Sona iki kala hala aynı yerdeyiz galiba. Salı günü ne olacak hep beraber göreceğiz. Benim merak ettiğim bu duruma hala derneklerin sessizliği. Neden hala anlamamakta direniyorlar bir sonraki adımda belediye ulaşımından tamamen yararlanamayacaklarını neden görmüyorlar. Bu uygulama onun ilk adımı. Bunu görmemekte direnmek bana çok şey düşündürüyor. Öyle olduğunda üyelerine ne anlatacaklar doğrusu çok merak ediyorum. Mümkünlüde son durumu vermeye gelmişken bu notuda düşmeden geçemedim.:))
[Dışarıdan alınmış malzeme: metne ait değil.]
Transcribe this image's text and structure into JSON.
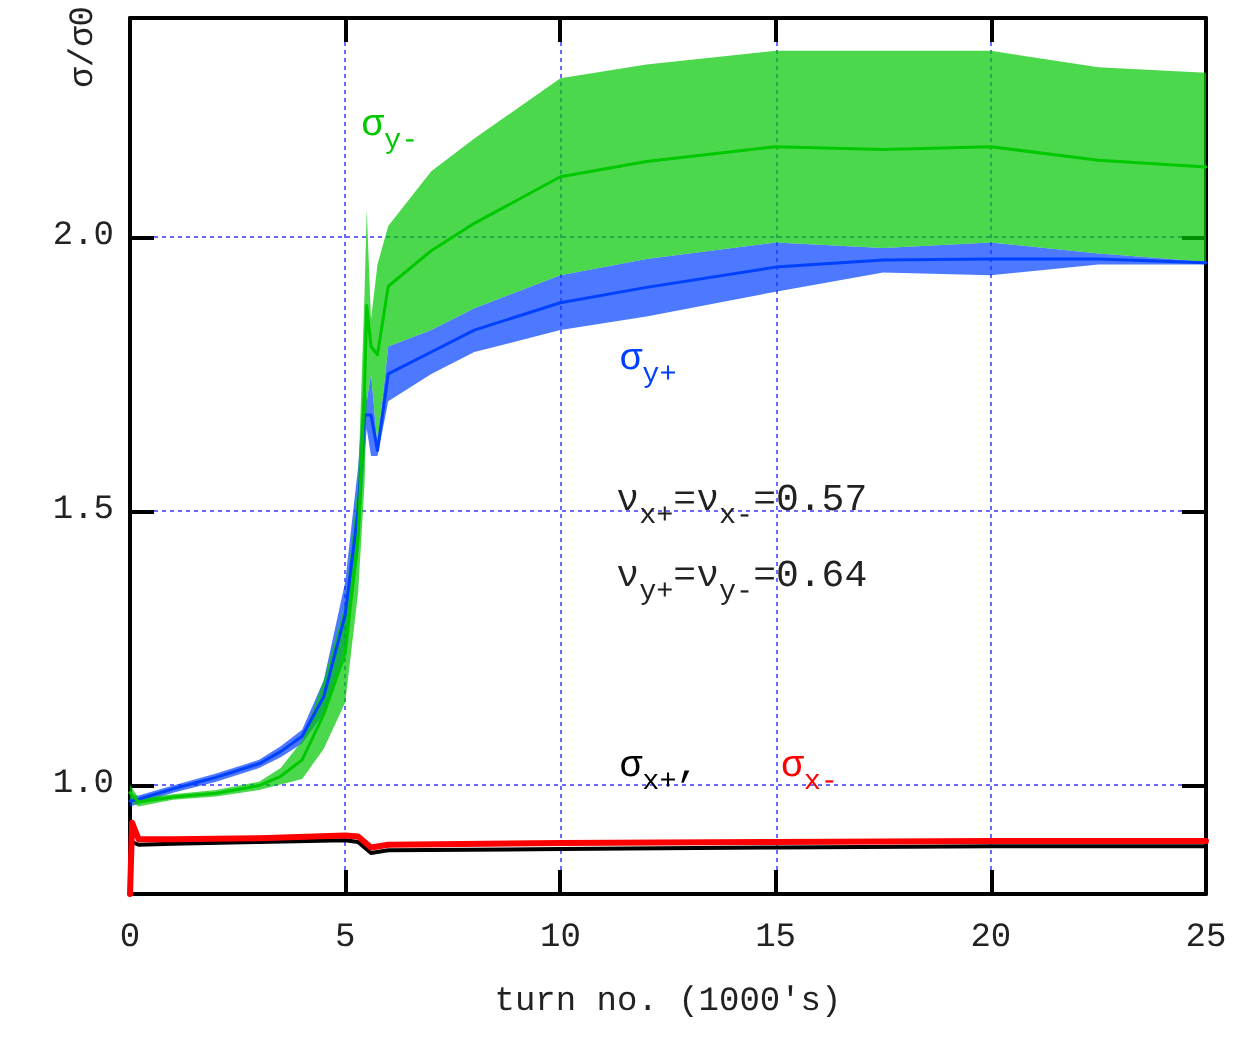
{
  "chart_data": {
    "type": "line",
    "xlabel": "turn no. (1000's)",
    "ylabel": "σ/σ0",
    "xlim": [
      0,
      25
    ],
    "xticks": [
      0,
      5,
      10,
      15,
      20,
      25
    ],
    "ylim": [
      0.8,
      2.4
    ],
    "yticks": [
      {
        "value": 1,
        "label": "1.0"
      },
      1.5,
      {
        "value": 2,
        "label": "2.0"
      }
    ],
    "grid": true,
    "annotations": [
      "ν$_{x+}$=ν$_{x-}$=0.57",
      "ν$_{y+}$=ν$_{y-}$=0.64"
    ],
    "series": [
      {
        "name": "σ$_{y+}$",
        "color": "#0040ff",
        "x": [
          0,
          0.2,
          1,
          2,
          3,
          3.5,
          4,
          4.5,
          5,
          5.3,
          5.45,
          5.5,
          5.6,
          5.75,
          6,
          7,
          8,
          10,
          12,
          15,
          17.5,
          20,
          22.5,
          25
        ],
        "values": [
          0.97,
          0.973,
          0.992,
          1.013,
          1.038,
          1.06,
          1.088,
          1.16,
          1.31,
          1.5,
          1.675,
          1.675,
          1.675,
          1.61,
          1.75,
          1.79,
          1.83,
          1.88,
          1.908,
          1.945,
          1.958,
          1.96,
          1.96,
          1.953
        ],
        "lower": [
          0.96,
          0.965,
          0.985,
          1.005,
          1.03,
          1.05,
          1.075,
          1.13,
          1.25,
          1.42,
          1.6,
          1.65,
          1.6,
          1.6,
          1.7,
          1.75,
          1.79,
          1.83,
          1.855,
          1.9,
          1.935,
          1.93,
          1.95,
          1.95
        ],
        "upper": [
          0.98,
          0.98,
          0.998,
          1.02,
          1.045,
          1.07,
          1.1,
          1.19,
          1.37,
          1.58,
          1.75,
          1.7,
          1.75,
          1.62,
          1.8,
          1.83,
          1.87,
          1.93,
          1.96,
          1.99,
          1.98,
          1.99,
          1.97,
          1.955
        ]
      },
      {
        "name": "σ$_{y-}$",
        "color": "#00c800",
        "x": [
          0,
          0.2,
          1,
          2,
          3,
          3.5,
          4,
          4.5,
          5,
          5.3,
          5.45,
          5.5,
          5.6,
          5.75,
          6,
          7,
          8,
          10,
          12,
          15,
          17.5,
          20,
          22.5,
          25
        ],
        "values": [
          0.985,
          0.968,
          0.977,
          0.984,
          0.998,
          1.015,
          1.045,
          1.128,
          1.24,
          1.45,
          1.725,
          1.875,
          1.8,
          1.785,
          1.91,
          1.975,
          2.025,
          2.11,
          2.138,
          2.165,
          2.16,
          2.165,
          2.14,
          2.128
        ],
        "lower": [
          0.97,
          0.96,
          0.972,
          0.978,
          0.99,
          1.0,
          1.01,
          1.065,
          1.15,
          1.35,
          1.55,
          1.7,
          1.75,
          1.62,
          1.8,
          1.83,
          1.87,
          1.93,
          1.96,
          1.99,
          1.98,
          1.99,
          1.97,
          1.955
        ],
        "upper": [
          1.0,
          0.975,
          0.982,
          0.99,
          1.005,
          1.03,
          1.08,
          1.19,
          1.33,
          1.55,
          1.9,
          2.05,
          1.85,
          1.95,
          2.02,
          2.12,
          2.18,
          2.29,
          2.315,
          2.34,
          2.34,
          2.34,
          2.31,
          2.3
        ]
      },
      {
        "name": "σ$_{x+}$,",
        "color": "#000000",
        "x": [
          0,
          0.05,
          0.2,
          1,
          3,
          5,
          5.3,
          5.6,
          6,
          10,
          15,
          20,
          25
        ],
        "values": [
          0.9,
          0.895,
          0.89,
          0.892,
          0.895,
          0.898,
          0.895,
          0.875,
          0.88,
          0.882,
          0.885,
          0.887,
          0.887
        ]
      },
      {
        "name": "σ$_{x-}$",
        "color": "#ff0000",
        "x": [
          0,
          0.05,
          0.2,
          1,
          3,
          5,
          5.3,
          5.6,
          6,
          10,
          15,
          20,
          25
        ],
        "values": [
          0.8,
          0.93,
          0.9,
          0.9,
          0.902,
          0.907,
          0.905,
          0.885,
          0.89,
          0.893,
          0.895,
          0.897,
          0.897
        ]
      }
    ]
  }
}
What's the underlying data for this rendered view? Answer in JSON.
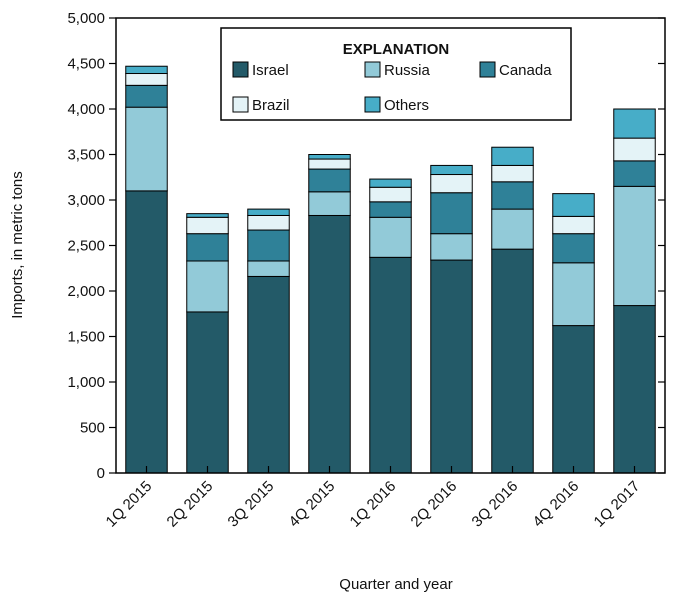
{
  "chart_data": {
    "type": "bar",
    "stacked": true,
    "title": "",
    "xlabel": "Quarter and year",
    "ylabel": "Imports, in metric tons",
    "ylim": [
      0,
      5000
    ],
    "yticks": [
      "0",
      "500",
      "1,000",
      "1,500",
      "2,000",
      "2,500",
      "3,000",
      "3,500",
      "4,000",
      "4,500",
      "5,000"
    ],
    "categories": [
      "1Q 2015",
      "2Q 2015",
      "3Q 2015",
      "4Q 2015",
      "1Q 2016",
      "2Q 2016",
      "3Q 2016",
      "4Q 2016",
      "1Q 2017"
    ],
    "grid": false,
    "legend": {
      "title": "EXPLANATION",
      "placement": "top-center"
    },
    "series": [
      {
        "name": "Israel",
        "color": "#235a68",
        "values": [
          3100,
          1770,
          2160,
          2830,
          2370,
          2340,
          2460,
          1620,
          1840
        ]
      },
      {
        "name": "Russia",
        "color": "#92cad8",
        "values": [
          920,
          560,
          170,
          260,
          440,
          290,
          440,
          690,
          1310
        ]
      },
      {
        "name": "Canada",
        "color": "#2f8198",
        "values": [
          240,
          300,
          340,
          250,
          170,
          450,
          300,
          320,
          280
        ]
      },
      {
        "name": "Brazil",
        "color": "#e4f3f7",
        "values": [
          130,
          180,
          160,
          110,
          160,
          200,
          180,
          190,
          250
        ]
      },
      {
        "name": "Others",
        "color": "#47adc8",
        "values": [
          80,
          40,
          70,
          50,
          90,
          100,
          200,
          250,
          320
        ]
      }
    ]
  }
}
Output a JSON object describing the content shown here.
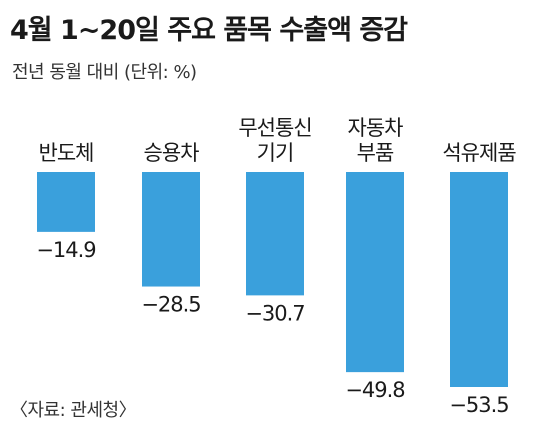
{
  "chart_data": {
    "type": "bar",
    "title": "4월 1~20일 주요 품목 수출액 증감",
    "subtitle": "전년 동월 대비 (단위: %)",
    "source": "〈자료: 관세청〉",
    "categories": [
      [
        "반도체"
      ],
      [
        "승용차"
      ],
      [
        "무선통신",
        "기기"
      ],
      [
        "자동차",
        "부품"
      ],
      [
        "석유제품"
      ]
    ],
    "values": [
      -14.9,
      -28.5,
      -30.7,
      -49.8,
      -53.5
    ],
    "value_labels": [
      "−14.9",
      "−28.5",
      "−30.7",
      "−49.8",
      "−53.5"
    ],
    "ylim": [
      -60,
      0
    ],
    "bar_color": "#3aa0dc",
    "grid": false
  }
}
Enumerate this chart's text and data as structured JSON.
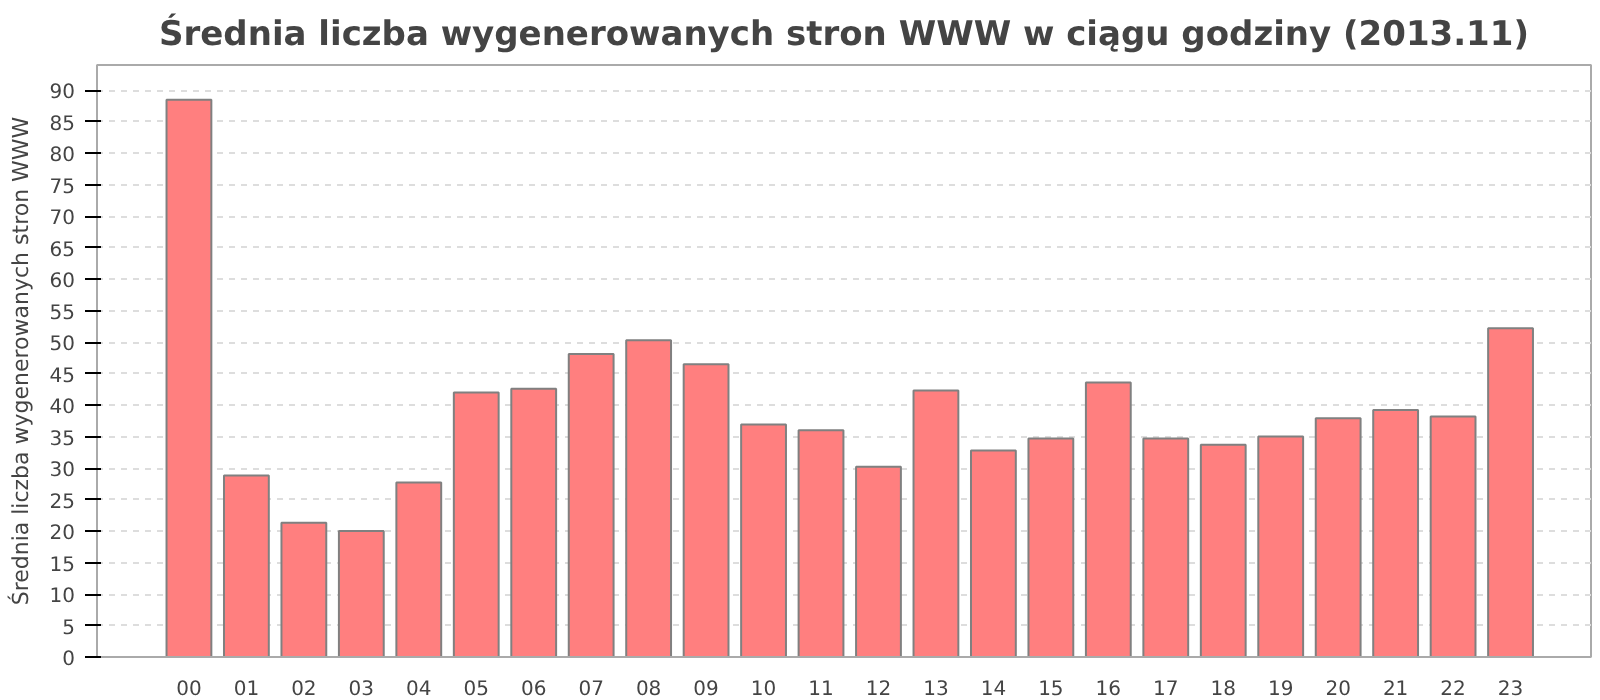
{
  "chart_data": {
    "type": "bar",
    "title": "Średnia liczba wygenerowanych stron WWW w ciągu godziny (2013.11)",
    "ylabel": "Średnia liczba wygenerowanych stron WWW",
    "categories": [
      "00",
      "01",
      "02",
      "03",
      "04",
      "05",
      "06",
      "07",
      "08",
      "09",
      "10",
      "11",
      "12",
      "13",
      "14",
      "15",
      "16",
      "17",
      "18",
      "19",
      "20",
      "21",
      "22",
      "23"
    ],
    "values": [
      88.5,
      28.8,
      21.3,
      20.0,
      27.7,
      42.0,
      42.6,
      48.1,
      50.3,
      46.5,
      36.9,
      36.0,
      30.2,
      42.3,
      32.8,
      34.7,
      43.6,
      34.7,
      33.7,
      35.0,
      37.9,
      39.2,
      38.2,
      52.2
    ],
    "color": "#ff7f7f",
    "ylim": [
      0,
      94
    ],
    "yticks": [
      0,
      5,
      10,
      15,
      20,
      25,
      30,
      35,
      40,
      45,
      50,
      55,
      60,
      65,
      70,
      75,
      80,
      85,
      90
    ],
    "grid": "y"
  }
}
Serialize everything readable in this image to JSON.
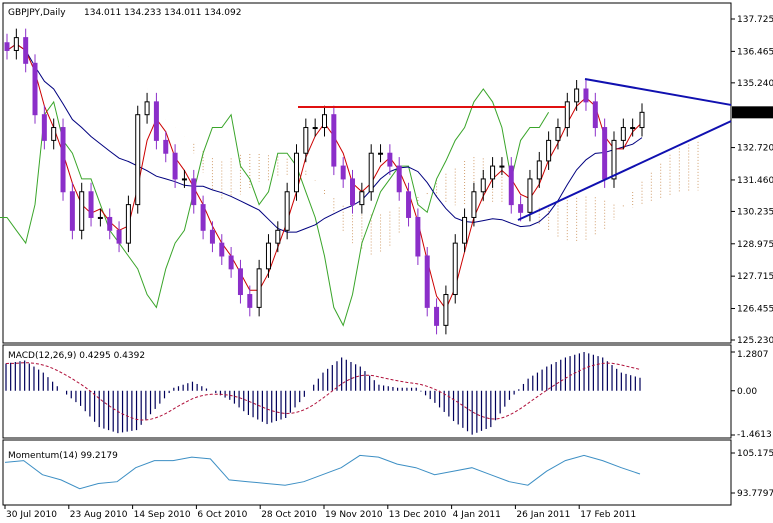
{
  "header": {
    "symbol": "GBPJPY,Daily",
    "ohlc": "134.011 134.233 134.011 134.092"
  },
  "colors": {
    "bull": "#000000",
    "bear": "#8b2fc9",
    "ma_fast": "#cc0000",
    "ma_slow": "#00007f",
    "lagging": "#3aa52a",
    "cloud": "#d2a070",
    "resistance": "#e01010",
    "trendline": "#1010b0",
    "macd_hist": "#00005a",
    "macd_signal": "#b0103a",
    "momentum": "#3d8fc4"
  },
  "chart_data": [
    {
      "type": "candlestick",
      "title": "GBPJPY,Daily",
      "price_ticks": [
        "137.725",
        "136.465",
        "135.240",
        "132.720",
        "131.460",
        "130.235",
        "128.975",
        "127.715",
        "126.455",
        "125.230"
      ],
      "current_price": "134.092",
      "ylim": [
        125.23,
        137.725
      ],
      "date_ticks": [
        "30 Jul 2010",
        "23 Aug 2010",
        "14 Sep 2010",
        "6 Oct 2010",
        "28 Oct 2010",
        "19 Nov 2010",
        "13 Dec 2010",
        "4 Jan 2011",
        "26 Jan 2011",
        "17 Feb 2011"
      ],
      "closes": [
        136.5,
        137,
        136,
        134,
        133,
        133.5,
        131,
        129.5,
        131,
        130,
        130,
        129.5,
        129,
        130.5,
        134,
        134.5,
        133,
        132.5,
        131.5,
        131.5,
        130.5,
        129.5,
        129,
        128.5,
        128,
        127,
        126.5,
        128,
        129,
        129.5,
        131,
        132.5,
        133.5,
        133.5,
        134,
        132,
        131.5,
        130.5,
        131,
        132.5,
        132.5,
        132,
        131,
        130,
        128.5,
        126.5,
        125.8,
        127,
        129,
        130,
        131,
        131.5,
        132,
        132,
        130.5,
        130.2,
        131.5,
        132.2,
        133,
        133.5,
        134.5,
        135,
        134.5,
        133.5,
        131.5,
        133,
        133.5,
        133.5,
        134.092
      ],
      "resistance_level": 134.3,
      "trendlines": [
        {
          "from_price": 135.39,
          "to_price": 134.38
        },
        {
          "from_price": 129.9,
          "to_price": 133.75
        }
      ]
    },
    {
      "type": "bar",
      "title": "MACD(12,26,9) 0.4295 0.4392",
      "ticks": [
        "1.2807",
        "0.00",
        "-1.4613"
      ],
      "ylim": [
        -1.4613,
        1.2807
      ],
      "histogram": [
        0.9,
        1.0,
        0.6,
        0,
        -0.5,
        -1.2,
        -1.4,
        -1.3,
        -0.6,
        0.1,
        0.3,
        0,
        -0.3,
        -0.8,
        -1.1,
        -0.9,
        -0.2,
        0.6,
        1.1,
        0.8,
        0.2,
        0.1,
        0.1,
        -0.4,
        -1.0,
        -1.45,
        -1.2,
        -0.3,
        0.4,
        0.8,
        1.1,
        1.28,
        1.1,
        0.6,
        0.43
      ]
    },
    {
      "type": "line",
      "title": "Momentum(14) 99.2179",
      "ticks": [
        "105.1755",
        "93.7797"
      ],
      "ylim": [
        93.7797,
        105.1755
      ],
      "values": [
        102.5,
        103,
        99,
        97.5,
        95,
        96.5,
        97,
        101,
        103,
        103,
        104,
        103.5,
        97.5,
        97,
        96.5,
        96,
        97,
        99,
        101,
        104.5,
        104,
        102,
        101,
        99,
        100,
        101,
        99,
        97,
        96,
        100,
        103,
        104.5,
        103,
        101,
        99.2
      ]
    }
  ]
}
Mümkünlü Kasabasında İzmir ESHOT (Son)
 
İzmirimizi çok güzel özetlemişsin Oya

ve ifade ettiğin gibi, İzmirin büyükşehir olmaktan çıkıp kasaba olduğuna aynen katılıyorum ....
 
25 yaşınd 11 yıldır yürüyemiyen Kas hastası FİZİK TEDAVİ görmesi gereken bi bayanım.Adana da hikamet etmekteyim.Oturdugmz daire 3.katve asansör bulunmamaktadır.Yıllardır yaz kış eve mahkumum .Annem Babam 63 yaşındalar beni kaldırıp indirmye güçleri yetmiyor.Asansrlü eve çıkmaya maddi durumumuz el vermiyor.Bi çok dernekten ve büyük şehir belediyesinden blulundugum kata şu linkteki Sultangazi Belediyesi'nden Engelliye zel Asansr - Sultangazi Belediyesi gibi beni şaga inmeye çıkmaya yetecek asansör yaptırmalarını bi çok kez dilekçe yazarak rica ettim ama bimerede şikayet etmeme ragmen belediyemiz bunun vicdana ve belediyelerin insiyatfine baglı oldugnu söylediler.istanbul sultan gazi belediyesi engellilere özel asansr,özel engelli taksisi, atla terapi merkezleri ve ayda bir evlere temizlikçi gönderme gibi bi çok fliyetleri mavcutken adana büyük şehir belediyesi benim hayat kalitemi artımam ve kolaylaştırmam içinhiç bir adım atmıyor.yasal olarak bi hakkım varmı.Cumhuriyet Portal
 
Belediyeden hala tık yok ilginç!İşin diğer ilginç tarafı otobüslerdeki kart son kullanım tarihiyle ilgili.Kimi otobüste 28 Şubat, kimisinde 1 Mart, kimisinde ise 30 Mart tarihi yazıyor!Bu nasıl çelişkidir böyle anlamadım.Nasıl belediyecilik yapıyor bunlar?
 
Bu sabah 3 sefer otobüse bindim. Hepsinde de son kullanım tarihi 1.03.2011 yazdı. Yarın dananın kuyruğu kopacak.